The shape produced is tongue-in-cheek, as it is evidently not a true circle. The commentary accompanying it employs the reductio ad absurdum technique, referencing a rainbow. While a rainbow may appear circular and rounded, it is merely an optical illusion. This highlights the impracticality of the task, further emphasized by the irregular, non-circular depiction of the supposed rainbow, a direct consequence of the lack of sophisticated tools necessary for accurate execution.
An additional thing you might want to look up is given color is a spectrum, some cultures have developed different sets of "basic colors" that are used in daily life.

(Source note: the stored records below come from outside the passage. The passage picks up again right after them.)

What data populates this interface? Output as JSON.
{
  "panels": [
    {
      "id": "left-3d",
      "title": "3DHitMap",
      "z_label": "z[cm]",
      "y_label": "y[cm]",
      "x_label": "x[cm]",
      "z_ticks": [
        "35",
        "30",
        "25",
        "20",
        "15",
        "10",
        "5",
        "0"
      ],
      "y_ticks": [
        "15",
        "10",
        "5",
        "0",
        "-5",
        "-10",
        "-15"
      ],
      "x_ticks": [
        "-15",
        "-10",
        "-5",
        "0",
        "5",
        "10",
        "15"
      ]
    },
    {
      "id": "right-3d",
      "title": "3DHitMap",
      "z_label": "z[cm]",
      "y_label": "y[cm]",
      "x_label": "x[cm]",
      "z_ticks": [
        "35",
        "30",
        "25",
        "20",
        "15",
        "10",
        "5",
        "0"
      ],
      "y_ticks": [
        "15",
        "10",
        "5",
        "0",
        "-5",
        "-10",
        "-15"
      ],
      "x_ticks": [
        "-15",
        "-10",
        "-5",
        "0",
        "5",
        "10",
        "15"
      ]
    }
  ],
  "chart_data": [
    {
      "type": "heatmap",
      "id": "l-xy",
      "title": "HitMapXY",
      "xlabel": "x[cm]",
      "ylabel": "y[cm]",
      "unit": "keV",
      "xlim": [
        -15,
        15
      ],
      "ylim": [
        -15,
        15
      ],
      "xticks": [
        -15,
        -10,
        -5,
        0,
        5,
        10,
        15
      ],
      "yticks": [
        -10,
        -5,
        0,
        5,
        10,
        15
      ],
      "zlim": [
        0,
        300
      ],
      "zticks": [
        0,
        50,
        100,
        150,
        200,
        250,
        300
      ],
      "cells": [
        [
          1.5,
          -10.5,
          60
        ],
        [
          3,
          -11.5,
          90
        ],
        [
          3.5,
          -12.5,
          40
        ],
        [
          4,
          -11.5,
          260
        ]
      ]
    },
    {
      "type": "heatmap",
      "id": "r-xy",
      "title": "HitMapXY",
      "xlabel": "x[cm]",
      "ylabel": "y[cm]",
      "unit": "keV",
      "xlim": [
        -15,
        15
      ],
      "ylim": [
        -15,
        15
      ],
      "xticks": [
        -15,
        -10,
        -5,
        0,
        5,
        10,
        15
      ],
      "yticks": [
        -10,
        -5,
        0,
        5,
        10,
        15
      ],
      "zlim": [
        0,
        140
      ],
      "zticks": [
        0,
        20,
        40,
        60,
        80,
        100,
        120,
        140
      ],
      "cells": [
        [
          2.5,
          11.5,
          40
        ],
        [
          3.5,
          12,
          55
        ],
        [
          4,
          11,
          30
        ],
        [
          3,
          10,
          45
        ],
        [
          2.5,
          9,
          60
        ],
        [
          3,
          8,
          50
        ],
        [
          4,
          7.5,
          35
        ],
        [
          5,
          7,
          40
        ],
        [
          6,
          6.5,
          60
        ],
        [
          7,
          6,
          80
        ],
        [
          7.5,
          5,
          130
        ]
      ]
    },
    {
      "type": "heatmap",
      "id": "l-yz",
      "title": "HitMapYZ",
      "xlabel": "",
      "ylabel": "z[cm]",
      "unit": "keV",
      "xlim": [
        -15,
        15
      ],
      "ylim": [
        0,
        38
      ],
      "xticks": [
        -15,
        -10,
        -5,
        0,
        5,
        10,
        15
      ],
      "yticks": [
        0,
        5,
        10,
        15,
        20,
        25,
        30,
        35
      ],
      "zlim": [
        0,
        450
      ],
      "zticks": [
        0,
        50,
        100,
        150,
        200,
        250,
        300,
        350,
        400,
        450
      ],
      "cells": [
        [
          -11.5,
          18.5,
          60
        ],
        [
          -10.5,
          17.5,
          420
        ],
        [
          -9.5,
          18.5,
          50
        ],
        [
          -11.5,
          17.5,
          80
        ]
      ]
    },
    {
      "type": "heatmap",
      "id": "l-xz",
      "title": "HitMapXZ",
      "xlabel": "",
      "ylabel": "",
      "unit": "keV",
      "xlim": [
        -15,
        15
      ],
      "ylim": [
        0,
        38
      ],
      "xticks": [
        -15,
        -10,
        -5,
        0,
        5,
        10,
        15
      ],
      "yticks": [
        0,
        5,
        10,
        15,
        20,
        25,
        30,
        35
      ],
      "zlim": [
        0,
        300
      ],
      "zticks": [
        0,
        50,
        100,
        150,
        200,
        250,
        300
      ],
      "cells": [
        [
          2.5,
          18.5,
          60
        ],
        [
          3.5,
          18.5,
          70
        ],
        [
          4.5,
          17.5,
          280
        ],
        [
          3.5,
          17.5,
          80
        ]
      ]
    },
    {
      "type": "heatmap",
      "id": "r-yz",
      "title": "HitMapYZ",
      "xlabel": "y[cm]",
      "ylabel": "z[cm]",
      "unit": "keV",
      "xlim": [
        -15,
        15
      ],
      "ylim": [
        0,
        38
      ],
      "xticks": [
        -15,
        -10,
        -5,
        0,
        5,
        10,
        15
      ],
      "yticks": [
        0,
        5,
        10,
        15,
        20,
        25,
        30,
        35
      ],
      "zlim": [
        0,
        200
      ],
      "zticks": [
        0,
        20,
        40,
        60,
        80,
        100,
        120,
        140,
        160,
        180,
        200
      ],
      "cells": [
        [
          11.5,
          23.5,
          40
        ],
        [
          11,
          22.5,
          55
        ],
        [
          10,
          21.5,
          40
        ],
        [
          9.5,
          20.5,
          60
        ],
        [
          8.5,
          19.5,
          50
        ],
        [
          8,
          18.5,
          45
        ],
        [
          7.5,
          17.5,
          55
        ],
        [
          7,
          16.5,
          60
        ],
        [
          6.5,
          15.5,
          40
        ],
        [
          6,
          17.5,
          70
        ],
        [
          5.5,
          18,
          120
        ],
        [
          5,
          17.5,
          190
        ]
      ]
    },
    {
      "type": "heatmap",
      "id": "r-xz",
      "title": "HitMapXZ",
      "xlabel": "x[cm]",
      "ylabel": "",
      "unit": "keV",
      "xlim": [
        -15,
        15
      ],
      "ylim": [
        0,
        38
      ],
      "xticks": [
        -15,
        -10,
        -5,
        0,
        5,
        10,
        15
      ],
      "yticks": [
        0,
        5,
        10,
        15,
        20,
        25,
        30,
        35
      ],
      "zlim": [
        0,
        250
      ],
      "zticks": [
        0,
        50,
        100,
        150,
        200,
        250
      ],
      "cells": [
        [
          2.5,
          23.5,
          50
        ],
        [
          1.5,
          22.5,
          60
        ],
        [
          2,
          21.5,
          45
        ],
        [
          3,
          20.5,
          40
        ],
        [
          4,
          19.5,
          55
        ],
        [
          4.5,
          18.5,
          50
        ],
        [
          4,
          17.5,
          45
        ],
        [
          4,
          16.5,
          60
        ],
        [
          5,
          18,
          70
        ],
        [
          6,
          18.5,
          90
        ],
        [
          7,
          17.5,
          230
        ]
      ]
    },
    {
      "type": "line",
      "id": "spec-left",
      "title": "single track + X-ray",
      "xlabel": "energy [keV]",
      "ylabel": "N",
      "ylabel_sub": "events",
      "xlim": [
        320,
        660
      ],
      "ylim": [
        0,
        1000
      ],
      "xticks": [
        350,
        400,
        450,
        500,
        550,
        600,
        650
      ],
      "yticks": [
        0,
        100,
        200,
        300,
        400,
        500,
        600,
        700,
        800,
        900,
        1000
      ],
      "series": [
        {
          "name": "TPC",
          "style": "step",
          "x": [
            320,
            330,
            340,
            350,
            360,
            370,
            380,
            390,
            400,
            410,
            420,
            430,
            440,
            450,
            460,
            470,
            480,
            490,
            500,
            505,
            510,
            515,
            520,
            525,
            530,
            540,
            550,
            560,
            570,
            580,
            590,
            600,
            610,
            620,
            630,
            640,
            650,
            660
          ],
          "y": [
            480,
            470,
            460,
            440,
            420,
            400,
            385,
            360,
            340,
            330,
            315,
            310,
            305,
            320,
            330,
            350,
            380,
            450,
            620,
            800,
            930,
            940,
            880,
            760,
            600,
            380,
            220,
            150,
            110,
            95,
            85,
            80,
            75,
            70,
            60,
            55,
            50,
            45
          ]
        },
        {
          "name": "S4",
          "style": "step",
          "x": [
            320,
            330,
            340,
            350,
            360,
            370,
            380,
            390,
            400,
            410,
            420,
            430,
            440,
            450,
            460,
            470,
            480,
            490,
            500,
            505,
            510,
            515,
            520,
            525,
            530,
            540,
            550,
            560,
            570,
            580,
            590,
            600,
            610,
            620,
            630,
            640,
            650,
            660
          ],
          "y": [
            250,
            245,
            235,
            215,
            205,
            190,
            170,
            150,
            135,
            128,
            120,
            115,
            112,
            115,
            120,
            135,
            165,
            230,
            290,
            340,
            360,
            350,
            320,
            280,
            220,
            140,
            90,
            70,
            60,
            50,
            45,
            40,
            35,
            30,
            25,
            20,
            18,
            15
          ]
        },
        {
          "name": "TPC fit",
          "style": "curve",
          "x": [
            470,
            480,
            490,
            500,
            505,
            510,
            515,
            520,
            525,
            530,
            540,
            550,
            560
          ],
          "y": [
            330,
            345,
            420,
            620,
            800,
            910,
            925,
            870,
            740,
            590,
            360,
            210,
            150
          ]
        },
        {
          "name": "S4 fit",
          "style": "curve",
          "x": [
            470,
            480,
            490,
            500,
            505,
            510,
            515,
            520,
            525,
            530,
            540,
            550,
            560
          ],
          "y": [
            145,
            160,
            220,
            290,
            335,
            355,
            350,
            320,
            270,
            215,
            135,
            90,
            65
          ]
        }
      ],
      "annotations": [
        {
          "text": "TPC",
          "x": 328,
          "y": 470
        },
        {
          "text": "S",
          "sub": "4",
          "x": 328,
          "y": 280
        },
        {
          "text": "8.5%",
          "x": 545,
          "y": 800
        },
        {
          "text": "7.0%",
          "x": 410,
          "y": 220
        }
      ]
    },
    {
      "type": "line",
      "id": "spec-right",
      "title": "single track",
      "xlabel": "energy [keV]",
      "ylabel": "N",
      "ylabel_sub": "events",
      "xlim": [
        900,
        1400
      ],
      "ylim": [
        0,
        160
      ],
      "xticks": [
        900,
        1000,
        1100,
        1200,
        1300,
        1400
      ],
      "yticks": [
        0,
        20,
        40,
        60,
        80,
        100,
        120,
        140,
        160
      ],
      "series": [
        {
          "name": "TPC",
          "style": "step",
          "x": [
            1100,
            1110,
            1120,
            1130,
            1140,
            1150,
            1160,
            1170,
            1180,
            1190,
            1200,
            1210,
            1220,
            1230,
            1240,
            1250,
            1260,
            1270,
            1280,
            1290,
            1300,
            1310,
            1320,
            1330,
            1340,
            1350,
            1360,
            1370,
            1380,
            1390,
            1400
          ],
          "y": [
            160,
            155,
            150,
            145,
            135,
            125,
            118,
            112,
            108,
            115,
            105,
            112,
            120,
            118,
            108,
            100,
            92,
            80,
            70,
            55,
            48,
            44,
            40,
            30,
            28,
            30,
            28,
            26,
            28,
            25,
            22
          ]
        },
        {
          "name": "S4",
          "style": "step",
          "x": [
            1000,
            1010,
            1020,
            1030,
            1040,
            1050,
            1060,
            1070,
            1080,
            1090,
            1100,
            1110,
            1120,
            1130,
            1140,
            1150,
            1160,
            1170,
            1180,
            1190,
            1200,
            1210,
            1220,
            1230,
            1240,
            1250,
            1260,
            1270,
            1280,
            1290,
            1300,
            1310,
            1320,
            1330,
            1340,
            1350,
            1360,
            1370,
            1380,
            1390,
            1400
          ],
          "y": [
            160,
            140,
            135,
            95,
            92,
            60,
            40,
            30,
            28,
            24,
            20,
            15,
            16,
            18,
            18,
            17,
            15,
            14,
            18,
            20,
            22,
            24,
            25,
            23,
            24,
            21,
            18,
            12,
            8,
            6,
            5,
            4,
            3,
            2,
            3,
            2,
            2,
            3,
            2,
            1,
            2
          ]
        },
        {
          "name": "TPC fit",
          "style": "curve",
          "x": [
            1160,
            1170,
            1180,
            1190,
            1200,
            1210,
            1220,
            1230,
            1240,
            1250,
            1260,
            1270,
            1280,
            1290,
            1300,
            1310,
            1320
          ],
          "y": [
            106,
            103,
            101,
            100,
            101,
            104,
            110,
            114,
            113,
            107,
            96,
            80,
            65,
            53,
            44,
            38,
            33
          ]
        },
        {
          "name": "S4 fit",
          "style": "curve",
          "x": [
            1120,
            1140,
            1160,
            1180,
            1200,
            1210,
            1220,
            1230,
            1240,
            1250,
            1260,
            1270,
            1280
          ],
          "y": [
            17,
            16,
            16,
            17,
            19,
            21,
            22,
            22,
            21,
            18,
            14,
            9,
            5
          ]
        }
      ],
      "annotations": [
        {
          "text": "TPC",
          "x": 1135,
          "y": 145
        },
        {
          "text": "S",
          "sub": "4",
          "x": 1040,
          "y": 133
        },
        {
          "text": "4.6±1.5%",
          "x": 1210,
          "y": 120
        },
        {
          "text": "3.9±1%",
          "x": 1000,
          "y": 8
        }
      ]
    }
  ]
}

For instance, Russian has a very common word "Голубой" which means light blue, and I personally remember being very confused as a kid learning English by a single word "Blue" presented in Eng. textbooks
I am genuinely stumped about how to explain why 3 is smaller than 10 in a way that isn't either "because it is" or requires early university math. And the moment we go to university maths all the comments about ambiguity are true and it's unsolvable.
You gotta remember, numerals are just arbitrary symbols that we assign meaning to. To small children, you could rearrange the order of numbers and teach them to count to '10' like "7, 4, 5, 1, 8, 3, 9, 2, 6, 70!" And to them it would make perfect sense.
The symbols dont have meaning til we assign them
meaning. The teacher probably implemented some way of tying meaning to the symbols, such as using tally marks. The teacher repeats the exercise many times, and then gets the kid to repeat the exercise on paper. The answer to the question is probably "3 is smaller than 10 because 'III' has less than 'IIIII IIIII'"
The number 10 was probably chosen because it contains the number 1, which is less than 3, and requires an understanding of base-10 numeral system.
Its more of an abstraction and repetition question than a math question. Its hard for us to understand why a child might struggle with this, but I do remember being corrected lots of times for writing my numbers and skipping 10. Id jump straight from 9 to 11. I felt that '10' didnt make sense. I insisted that 10 doesn't exist. That was one of the hardest years of college for me.
I think my problem is that if you inversely asked why those are true, my answer would be "because 3 is smaller than 10".
I think I'd just write something like "1+1+1=3, 1+1+1+1+1+1+1+1+1+1=10, there are clearly more 1s in 10". But that also just feels like a "because i am defining 3 and 10 this way" = "because it is". Though now that I think about it, that's kinda just the simple version of the university level answer, it works i guess.
In reality I would hope anything somewhat sensible would be correct here anyway, since it's more about making the child think about their answer than anything.
Honestly why is 3 smaller than 10 could be a philosophical question.
But I think to a 5 year old we just kinda want them to know that numbers can be added together to get bigger. Or maybe they really are supposed to be able to decode the structure of the universe wtf do I know I want to public school in the US
The question probably seems weird to us without context. In the classroom, the teacher would have implemented some kind of representative way of describing the size of numbers, and then repeated the task on the board. It could be as simple as representing 3 and 10 with tally marks.
Ten IS smaller than 3. No. 3 at least gets the bronze medal, what does 10 get? They explained it well with the rainbow. On top of the rainbow are 1, 2 and 3 and then all the lower numbers from 4 onwards are below them.